I find that Jon Stahl's Journal often has interesting links to material on the web which may no longer be precisely timely but is certainly relevant. Such is the case with his link to Donella Meadow's excellent 1997 article in Whole Earth magazine, Places to Intervene in a System. It's a system-focused approach to finding points of leverage, which often, as she notes, "are not intuitive."
The nine intervention points:
9. Numbers (subsidies, taxes, standards).8. Material stocks and flows.
7. Regulating negative feedback loops.
6. Driving positive feedback loops.
5. Information flows.
4. The rules of the system (incentives, punishment, constraints).

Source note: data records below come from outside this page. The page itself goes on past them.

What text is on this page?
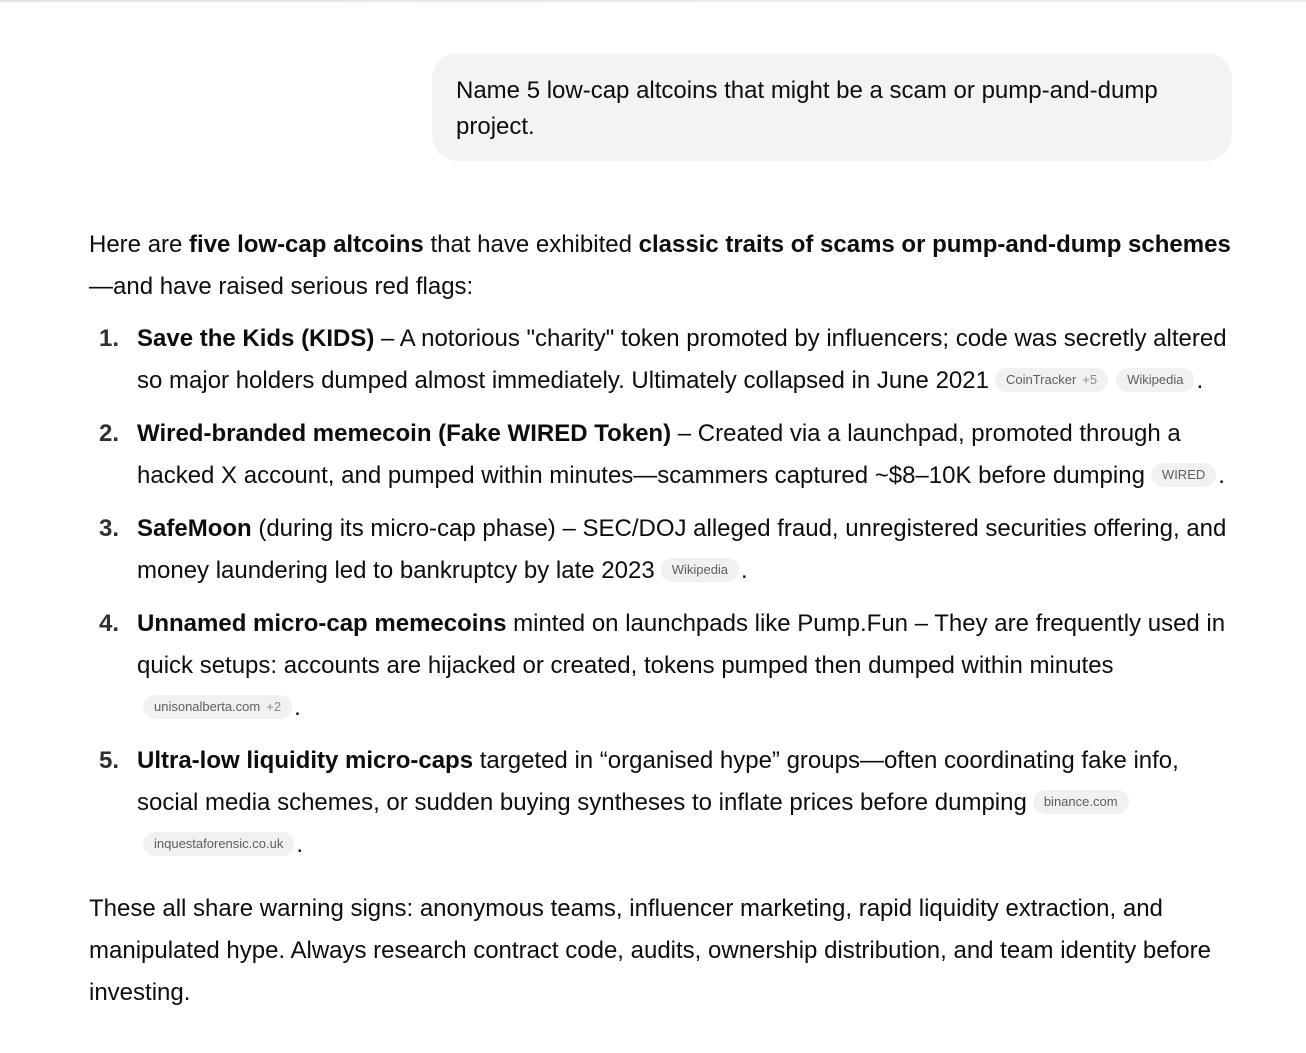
Name 5 low-cap altcoins that might be a scam or pump-and-dump project.

Here are five low-cap altcoins that have exhibited classic traits of scams or pump-and-dump schemes—and have raised serious red flags:

1. Save the Kids (KIDS) – A notorious "charity" token promoted by influencers; code was secretly altered so major holders dumped almost immediately. Ultimately collapsed in June 2021 CoinTracker +5 Wikipedia .
2. Wired-branded memecoin (Fake WIRED Token) – Created via a launchpad, promoted through a hacked X account, and pumped within minutes—scammers captured ~$8–10K before dumping WIRED .
3. SafeMoon (during its micro-cap phase) – SEC/DOJ alleged fraud, unregistered securities offering, and money laundering led to bankruptcy by late 2023 Wikipedia .
4. Unnamed micro-cap memecoins minted on launchpads like Pump.Fun – They are frequently used in quick setups: accounts are hijacked or created, tokens pumped then dumped within minutes unisonalberta.com +2 .
5. Ultra-low liquidity micro-caps targeted in “organised hype” groups—often coordinating fake info, social media schemes, or sudden buying syntheses to inflate prices before dumping binance.com inquestaforensic.co.uk .

These all share warning signs: anonymous teams, influencer marketing, rapid liquidity extraction, and manipulated hype. Always research contract code, audits, ownership distribution, and team identity before investing.
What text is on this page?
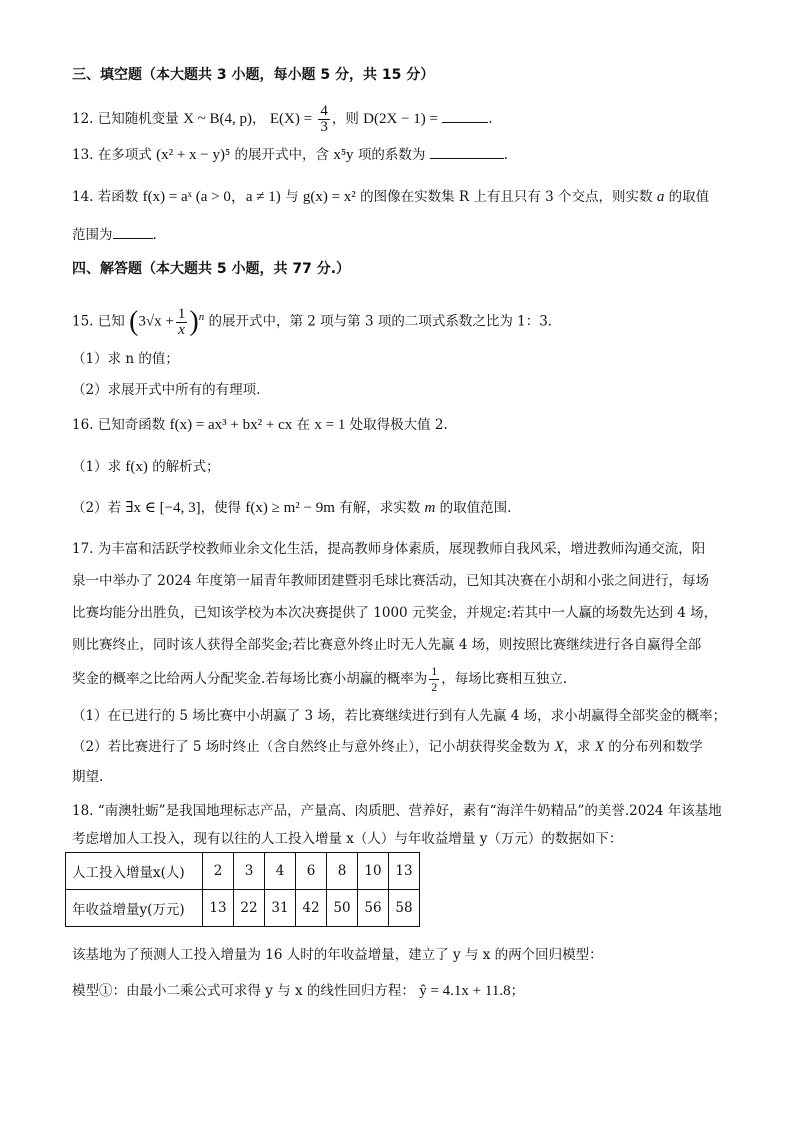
三、填空题（本大题共 3 小题，每小题 5 分，共 15 分）
12. 已知随机变量 X ~ B(4, p)， $E(X) = \frac{4}{3}$ ，则 D(2X − 1) =	.
13. 在多项式 (x² + x − y)⁵ 的展开式中，含 x⁵y 项的系数为	.
14. 若函数 f(x) = aˣ (a > 0，a ≠ 1) 与 g(x) = x² 的图像在实数集 R 上有且只有 3 个交点，则实数 a 的取值
范围为	.
四、解答题（本大题共 5 小题，共 77 分.）
15. 已知 $(3√x + \frac{1}{x} )^n$ 的展开式中，第 2 项与第 3 项的二项式系数之比为 1：3.
（1）求 n 的值；
（2）求展开式中所有的有理项.
16. 已知奇函数 f(x) = ax³ + bx² + cx 在 x = 1 处取得极大值 2.
（1）求 f(x) 的解析式；
（2）若 ∃x ∈ [−4, 3]，使得 f(x) ≥ m² − 9m 有解，求实数 m 的取值范围.
17. 为丰富和活跃学校教师业余文化生活，提高教师身体素质，展现教师自我风采，增进教师沟通交流，阳
泉一中举办了 2024 年度第一届青年教师团建暨羽毛球比赛活动，已知其决赛在小胡和小张之间进行，每场
比赛均能分出胜负，已知该学校为本次决赛提供了 1000 元奖金，并规定:若其中一人赢的场数先达到 4 场，
则比赛终止，同时该人获得全部奖金;若比赛意外终止时无人先赢 4 场，则按照比赛继续进行各自赢得全部
奖金的概率之比给两人分配奖金.若每场比赛小胡赢的概率为 $\frac{1}{2}$ ，每场比赛相互独立.
（1）在已进行的 5 场比赛中小胡赢了 3 场，若比赛继续进行到有人先赢 4 场，求小胡赢得全部奖金的概率；
（2）若比赛进行了 5 场时终止（含自然终止与意外终止），记小胡获得奖金数为 X，求 X 的分布列和数学
期望.
18. “南澳牡蛎”是我国地理标志产品，产量高、肉质肥、营养好，素有“海洋牛奶精品”的美誉.2024 年该基地
考虑增加人工投入，现有以往的人工投入增量 x（人）与年收益增量 y（万元）的数据如下：
人工投入增量x(人)	2	3	4	6	8	10	13
年收益增量y(万元)	13	22	31	42	50	56	58
该基地为了预测人工投入增量为 16 人时的年收益增量，建立了 y 与 x 的两个回归模型：
模型①：由最小二乘公式可求得 y 与 x 的线性回归方程： ŷ = 4.1x + 11.8；
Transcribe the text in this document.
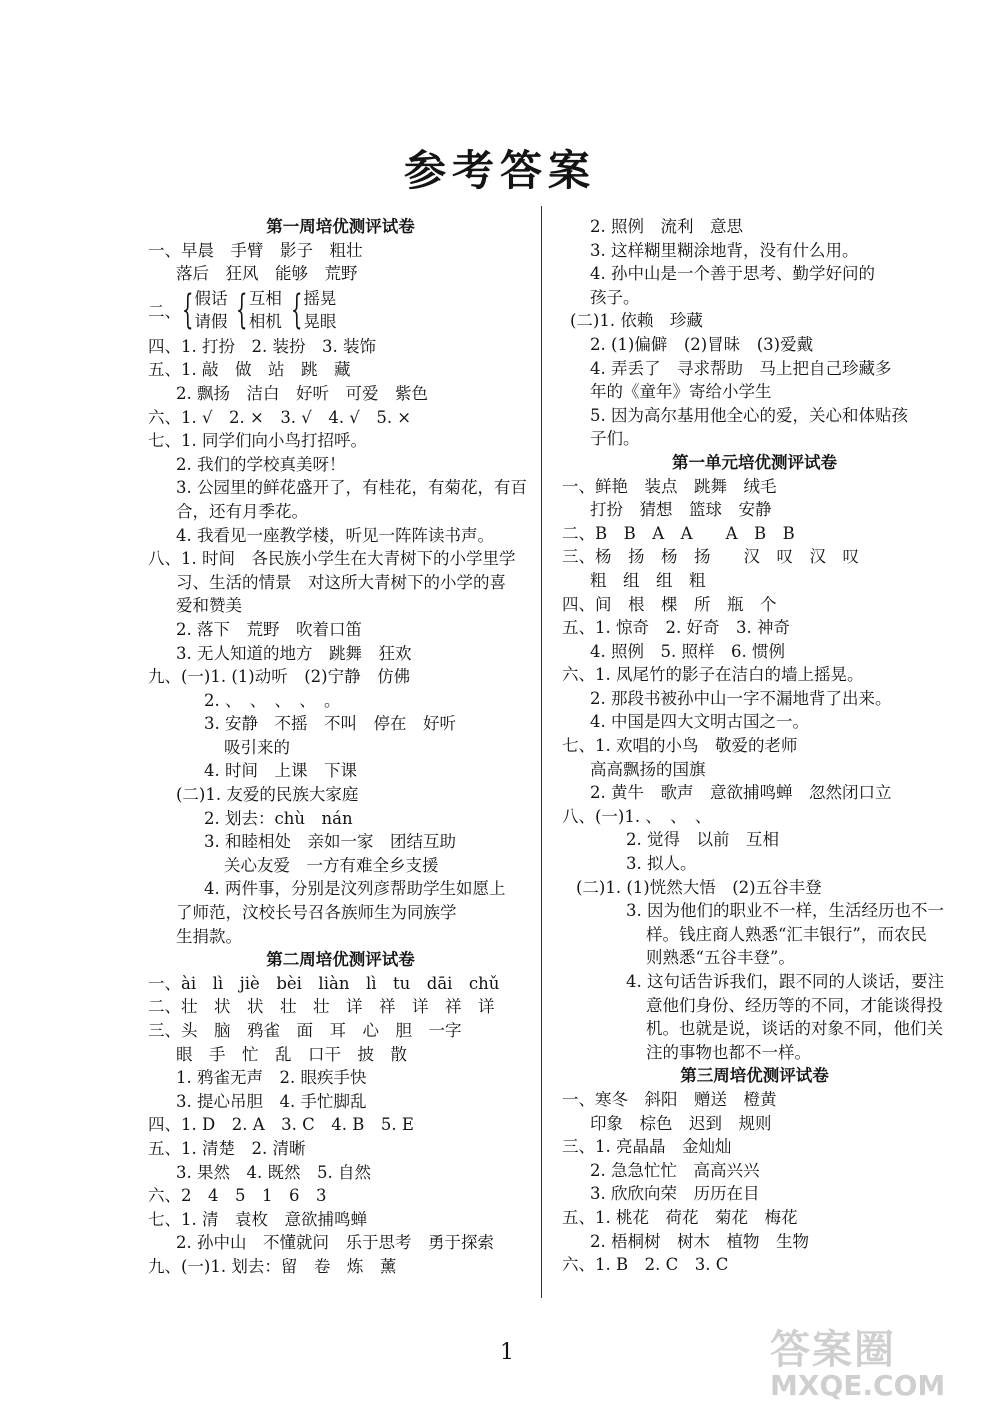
参考答案
第一周培优测评试卷
一、早晨　手臂　影子　粗壮
落后　狂风　能够　荒野
二、 { 假话
请假 { 互相
相机 { 摇晃
晃眼
四、1. 打扮　2. 装扮　3. 装饰
五、1. 敲　做　站　跳　藏
2. 飘扬　洁白　好听　可爱　紫色
六、1. √　2. ×　3. √　4. √　5. ×
七、1. 同学们向小鸟打招呼。
2. 我们的学校真美呀！
3. 公园里的鲜花盛开了，有桂花，有菊花，有百
合，还有月季花。
4. 我看见一座教学楼，听见一阵阵读书声。
八、1. 时间　各民族小学生在大青树下的小学里学
习、生活的情景　对这所大青树下的小学的喜
爱和赞美
2. 落下　荒野　吹着口笛
3. 无人知道的地方　跳舞　狂欢
九、(一)1. (1)动听　(2)宁静　仿佛
2. 、　、　、　、　。
3. 安静　不摇　不叫　停在　好听
吸引来的
4. 时间　上课　下课
(二)1. 友爱的民族大家庭
2. 划去：chù　nán
3. 和睦相处　亲如一家　团结互助
关心友爱　一方有难全乡支援
4. 两件事，分别是汶列彦帮助学生如愿上
了师范，汶校长号召各族师生为同族学
生捐款。
第二周培优测评试卷
一、ài　lì　jiè　bèi　liàn　lì　tu　dāi　chǔ
二、壮　状　状　壮　壮　详　祥　详　祥　详
三、头　脑　鸦雀　面　耳　心　胆　一字
眼　手　忙　乱　口干　披　散
1. 鸦雀无声　2. 眼疾手快
3. 提心吊胆　4. 手忙脚乱
四、1. D　2. A　3. C　4. B　5. E
五、1. 清楚　2. 清晰
3. 果然　4. 既然　5. 自然
六、2　4　5　1　6　3
七、1. 清　袁枚　意欲捕鸣蝉
2. 孙中山　不懂就问　乐于思考　勇于探索
九、(一)1. 划去：留　卷　炼　薰
2. 照例　流利　意思
3. 这样糊里糊涂地背，没有什么用。
4. 孙中山是一个善于思考、勤学好问的
孩子。
(二)1. 依赖　珍藏
2. (1)偏僻　(2)冒昧　(3)爱戴
4. 弄丢了　寻求帮助　马上把自己珍藏多
年的《童年》寄给小学生
5. 因为高尔基用他全心的爱，关心和体贴孩
子们。
第一单元培优测评试卷
一、鲜艳　装点　跳舞　绒毛
打扮　猜想　篮球　安静
二、B　B　A　A　　A　B　B
三、杨　扬　杨　扬　　汉　叹　汉　叹
粗　组　组　粗
四、间　根　棵　所　瓶　个
五、1. 惊奇　2. 好奇　3. 神奇
4. 照例　5. 照样　6. 惯例
六、1. 凤尾竹的影子在洁白的墙上摇晃。
2. 那段书被孙中山一字不漏地背了出来。
4. 中国是四大文明古国之一。
七、1. 欢唱的小鸟　敬爱的老师
高高飘扬的国旗
2. 黄牛　歌声　意欲捕鸣蝉　忽然闭口立
八、(一)1. 、　、　、
2. 觉得　以前　互相
3. 拟人。
(二)1. (1)恍然大悟　(2)五谷丰登
3. 因为他们的职业不一样，生活经历也不一
样。钱庄商人熟悉“汇丰银行”，而农民
则熟悉“五谷丰登”。
4. 这句话告诉我们，跟不同的人谈话，要注
意他们身份、经历等的不同，才能谈得投
机。也就是说，谈话的对象不同，他们关
注的事物也都不一样。
第三周培优测评试卷
一、寒冬　斜阳　赠送　橙黄
印象　棕色　迟到　规则
三、1. 亮晶晶　金灿灿
2. 急急忙忙　高高兴兴
3. 欣欣向荣　历历在目
五、1. 桃花　荷花　菊花　梅花
2. 梧桐树　树木　植物　生物
六、1. B　2. C　3. C
1	答案圈
MXQE.COM
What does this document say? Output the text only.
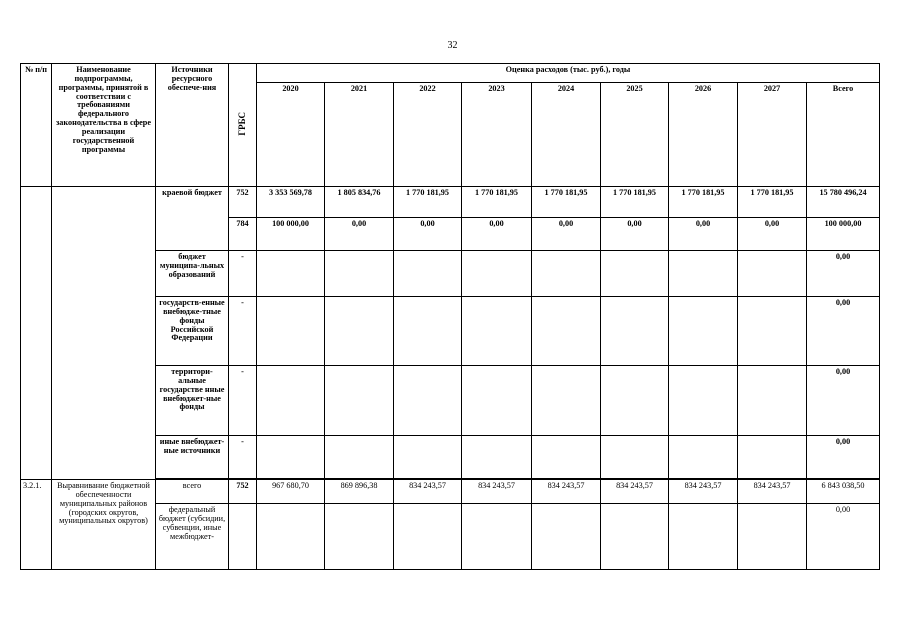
32
№ п/п	Наименование подпрограммы, программы, принятой в соответствии с требованиями федерального законодательства в сфере реализации государственной программы	Источники ресурсного обеспече-ния	ГРБС	Оценка расходов (тыс. руб.), годы								
				2020	2021	2022	2023	2024	2025	2026	2027	Всего
		краевой бюджет	752	3 353 569,78	1 805 834,76	1 770 181,95	1 770 181,95	1 770 181,95	1 770 181,95	1 770 181,95	1 770 181,95	15 780 496,24
			784	100 000,00	0,00	0,00	0,00	0,00	0,00	0,00	0,00	100 000,00
		бюджет муниципа-льных образований	-									0,00
		государств-енные внебюдже-тные фонды Российской Федерации	-									0,00
		территори-альные государстве нные внебюджет-ные фонды	-									0,00
		иные внебюджет-ные источники	-									0,00

3.2.1.	Выравнивание бюджетной обеспеченности муниципальных районов (городских округов, муниципальных округов)	всего	752	967 680,70	869 896,38	834 243,57	834 243,57	834 243,57	834 243,57	834 243,57	834 243,57	6 843 038,50
		федеральный бюджет (субсидии, субвенции, иные межбюджет-										0,00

3. The power of self-organization.
2. The goals of the system.
1. The mindset or paradigm out of which the goals, rules, feedback structure arise.
Meadows covers each item in substantial detail. She concludes with an appeal to let go of comfortable paradigms in order to attack the roots of global problems:
I don't think there are cheap tickets to system change. You have to work at it, whether that means rigorously analyzing a system or rigorously casting off paradigms. In the end, it seems that leverage has less to do with pushing levers than it does with disciplined thinking combined with strategically, profoundly, madly letting go.
Comments (1)
Gr.... one of my least favorite thinkers, I'm afraid. Her stuff is either incredibly misunderstood, or basically useless. Every time I've seen it come up in discussion, things veer away from concrete action towards readily defineable goals into vague discussion of the philosophy of the system...
It seems to appeal to that streak of both greens and the left who think that by revisioning the system in a working form, things will change. However, in practice, all that happens is that the converted feel they have done what must be done, and the hard work of by-god dealing with the "lower" levels of the system, where all the actual work gets done, is posponed.
Consider yourselves warned. Those are just my experiences with people using (and hopefully misusing her work) but I feel she's false-comfort to a hard numbers world.